Ball volume

If you burn a CD or a DVD using you computer, you'll see that the «dirty» part is darker that the «clean» one.

Lets look at the picture: does it have more free space than occu­pied?

From math­e­mat­ical point of view, any CD or DVD is just a ring. The radius of the inner circle bounding the non-writable part equals two centime­ters and the radius of the outer one equals six. Data is written on a spiral path which is unreeling from the inner circle to the outer. As the same quan­tity of data occu­pies the same length of the spiral segment, the amount of written data is propor­tional to the area of the filled ring.

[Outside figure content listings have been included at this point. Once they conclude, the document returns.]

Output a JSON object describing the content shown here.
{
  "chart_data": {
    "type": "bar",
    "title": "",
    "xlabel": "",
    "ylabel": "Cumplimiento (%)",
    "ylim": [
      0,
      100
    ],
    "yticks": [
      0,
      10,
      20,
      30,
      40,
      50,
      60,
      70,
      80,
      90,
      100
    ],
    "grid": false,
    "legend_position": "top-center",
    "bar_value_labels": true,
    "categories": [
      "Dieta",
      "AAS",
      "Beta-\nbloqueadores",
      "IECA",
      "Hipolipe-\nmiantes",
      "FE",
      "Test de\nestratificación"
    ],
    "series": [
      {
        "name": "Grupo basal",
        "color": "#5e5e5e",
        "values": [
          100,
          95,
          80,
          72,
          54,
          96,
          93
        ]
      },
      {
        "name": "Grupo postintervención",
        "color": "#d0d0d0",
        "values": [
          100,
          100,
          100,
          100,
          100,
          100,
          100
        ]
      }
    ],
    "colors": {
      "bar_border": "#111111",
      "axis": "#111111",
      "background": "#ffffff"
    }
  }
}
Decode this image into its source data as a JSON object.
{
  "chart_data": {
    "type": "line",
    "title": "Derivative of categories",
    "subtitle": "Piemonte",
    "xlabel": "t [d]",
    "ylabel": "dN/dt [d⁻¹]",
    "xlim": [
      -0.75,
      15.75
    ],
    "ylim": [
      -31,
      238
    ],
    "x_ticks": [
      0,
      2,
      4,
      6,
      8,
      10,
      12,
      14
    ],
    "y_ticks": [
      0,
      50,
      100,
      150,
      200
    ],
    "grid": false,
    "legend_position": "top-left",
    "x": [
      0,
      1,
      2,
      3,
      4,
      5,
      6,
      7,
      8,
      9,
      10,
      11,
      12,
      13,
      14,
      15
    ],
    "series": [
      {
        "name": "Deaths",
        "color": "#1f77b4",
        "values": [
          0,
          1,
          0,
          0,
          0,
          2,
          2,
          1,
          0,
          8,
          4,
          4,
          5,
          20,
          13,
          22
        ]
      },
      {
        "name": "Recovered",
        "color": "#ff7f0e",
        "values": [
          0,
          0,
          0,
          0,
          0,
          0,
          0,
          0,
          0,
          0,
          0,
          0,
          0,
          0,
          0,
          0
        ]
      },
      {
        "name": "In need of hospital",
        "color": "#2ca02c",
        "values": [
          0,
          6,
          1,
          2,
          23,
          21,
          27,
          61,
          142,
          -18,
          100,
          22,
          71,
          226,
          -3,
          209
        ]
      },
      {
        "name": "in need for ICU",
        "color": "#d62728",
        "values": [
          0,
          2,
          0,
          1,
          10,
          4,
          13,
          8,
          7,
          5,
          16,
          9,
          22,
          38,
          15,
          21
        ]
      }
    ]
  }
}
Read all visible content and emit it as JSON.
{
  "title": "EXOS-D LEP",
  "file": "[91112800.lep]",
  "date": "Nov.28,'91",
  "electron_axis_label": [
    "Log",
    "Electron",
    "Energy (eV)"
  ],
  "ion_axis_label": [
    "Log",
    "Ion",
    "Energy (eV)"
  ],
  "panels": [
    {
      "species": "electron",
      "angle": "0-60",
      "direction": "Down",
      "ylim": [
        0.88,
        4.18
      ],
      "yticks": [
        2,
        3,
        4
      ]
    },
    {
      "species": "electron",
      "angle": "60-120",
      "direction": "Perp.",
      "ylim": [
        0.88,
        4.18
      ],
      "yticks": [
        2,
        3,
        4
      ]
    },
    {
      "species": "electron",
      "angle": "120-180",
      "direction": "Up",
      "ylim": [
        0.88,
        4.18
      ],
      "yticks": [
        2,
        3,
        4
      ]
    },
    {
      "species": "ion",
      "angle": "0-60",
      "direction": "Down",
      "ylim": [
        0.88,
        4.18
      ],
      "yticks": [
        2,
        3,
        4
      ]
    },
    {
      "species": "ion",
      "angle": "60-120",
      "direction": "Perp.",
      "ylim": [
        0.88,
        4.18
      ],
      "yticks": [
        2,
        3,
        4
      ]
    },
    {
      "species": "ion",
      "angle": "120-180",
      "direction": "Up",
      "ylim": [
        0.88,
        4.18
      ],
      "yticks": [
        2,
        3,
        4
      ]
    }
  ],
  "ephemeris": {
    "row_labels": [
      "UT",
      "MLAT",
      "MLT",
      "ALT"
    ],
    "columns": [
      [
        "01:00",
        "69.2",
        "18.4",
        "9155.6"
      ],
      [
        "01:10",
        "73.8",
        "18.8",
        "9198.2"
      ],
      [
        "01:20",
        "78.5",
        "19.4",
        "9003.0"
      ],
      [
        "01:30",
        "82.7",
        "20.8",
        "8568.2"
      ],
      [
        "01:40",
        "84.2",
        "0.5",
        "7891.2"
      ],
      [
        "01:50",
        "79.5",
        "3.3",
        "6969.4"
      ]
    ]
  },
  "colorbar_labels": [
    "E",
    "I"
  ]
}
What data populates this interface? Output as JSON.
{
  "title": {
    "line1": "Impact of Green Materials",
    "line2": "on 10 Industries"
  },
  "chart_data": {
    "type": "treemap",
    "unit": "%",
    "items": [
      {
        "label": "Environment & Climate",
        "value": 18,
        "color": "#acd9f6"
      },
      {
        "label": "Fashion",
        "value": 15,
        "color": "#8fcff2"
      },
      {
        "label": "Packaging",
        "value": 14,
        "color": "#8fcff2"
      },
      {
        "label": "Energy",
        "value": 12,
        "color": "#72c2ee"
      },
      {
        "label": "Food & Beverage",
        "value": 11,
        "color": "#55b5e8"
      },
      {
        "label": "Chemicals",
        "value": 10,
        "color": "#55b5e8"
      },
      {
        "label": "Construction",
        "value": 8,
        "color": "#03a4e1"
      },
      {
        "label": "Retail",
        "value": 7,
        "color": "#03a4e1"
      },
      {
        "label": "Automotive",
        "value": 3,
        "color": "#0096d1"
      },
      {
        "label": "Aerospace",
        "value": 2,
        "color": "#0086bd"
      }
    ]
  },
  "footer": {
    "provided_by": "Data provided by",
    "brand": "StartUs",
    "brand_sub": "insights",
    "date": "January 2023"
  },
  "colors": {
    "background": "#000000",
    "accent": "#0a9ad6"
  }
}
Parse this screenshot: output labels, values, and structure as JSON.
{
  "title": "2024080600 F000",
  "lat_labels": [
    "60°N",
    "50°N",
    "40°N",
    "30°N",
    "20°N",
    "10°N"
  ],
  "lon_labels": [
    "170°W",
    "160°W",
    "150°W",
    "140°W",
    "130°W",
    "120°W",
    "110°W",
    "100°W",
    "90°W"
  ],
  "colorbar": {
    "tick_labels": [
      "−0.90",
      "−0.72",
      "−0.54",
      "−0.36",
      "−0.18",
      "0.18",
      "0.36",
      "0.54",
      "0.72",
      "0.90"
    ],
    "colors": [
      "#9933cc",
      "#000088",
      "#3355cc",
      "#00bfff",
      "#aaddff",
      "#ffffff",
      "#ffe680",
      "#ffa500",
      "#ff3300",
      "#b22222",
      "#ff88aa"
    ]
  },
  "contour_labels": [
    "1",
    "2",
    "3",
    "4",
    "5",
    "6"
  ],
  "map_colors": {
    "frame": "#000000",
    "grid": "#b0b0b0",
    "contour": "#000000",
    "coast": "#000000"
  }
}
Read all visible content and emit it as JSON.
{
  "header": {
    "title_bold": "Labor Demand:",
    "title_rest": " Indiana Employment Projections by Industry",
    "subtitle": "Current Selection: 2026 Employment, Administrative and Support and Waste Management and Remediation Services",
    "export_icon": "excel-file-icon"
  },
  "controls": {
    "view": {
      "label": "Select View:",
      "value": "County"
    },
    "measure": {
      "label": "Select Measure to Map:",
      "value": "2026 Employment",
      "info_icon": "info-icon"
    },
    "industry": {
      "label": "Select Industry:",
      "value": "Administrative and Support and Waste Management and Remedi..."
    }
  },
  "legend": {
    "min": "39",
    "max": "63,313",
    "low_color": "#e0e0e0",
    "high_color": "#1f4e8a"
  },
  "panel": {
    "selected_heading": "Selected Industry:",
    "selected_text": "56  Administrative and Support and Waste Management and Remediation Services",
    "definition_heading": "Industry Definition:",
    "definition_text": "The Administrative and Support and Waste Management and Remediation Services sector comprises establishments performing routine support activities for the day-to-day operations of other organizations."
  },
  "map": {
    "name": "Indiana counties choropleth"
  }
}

Lets start burning our disk just as any computer does it. If the dirty ring's width equals the clean one's (2 centime­ters each), it can be seen that the used part is much smaller than the rest. Even if we add the inner circle's area, where nothing can be written, the blank space will still be bigger..

To fill exactly a half of our CD, the inner circle should be approx­i­mately 2.5 centime­ters in width and the outer around 1.5 centime­ters.

Where does this effect come from?

A sphere on a plane is just a circle and it's volume is just the circle's area. As we all know, the area of a circle of radius $R$ equals $\pi R^2$. In order to compute the ring's area, we have to subtract the area of the inner circle that is not used, which is $\pi\cdot(R^2-r^2)$. nd as it depends on the square of every radius, the bigger is the outer radius: the bigger is the area if we fix our ring's width.

In our three-dimen­sional space the volume of a ball depends on the third power of it's radius. This means that our effect becomes even more dramatic: the consid­er­able part is situ­ated near the border!

Does this orange have more pulp or peel? Peel, as it seems, doesn't occupy much space but is situ­ated near the border. On the given picture its volume equals the volume of the tasty part. Remember: when you buy an orange with a thick peel, you pay gener­ally for the rind if one considers the volume.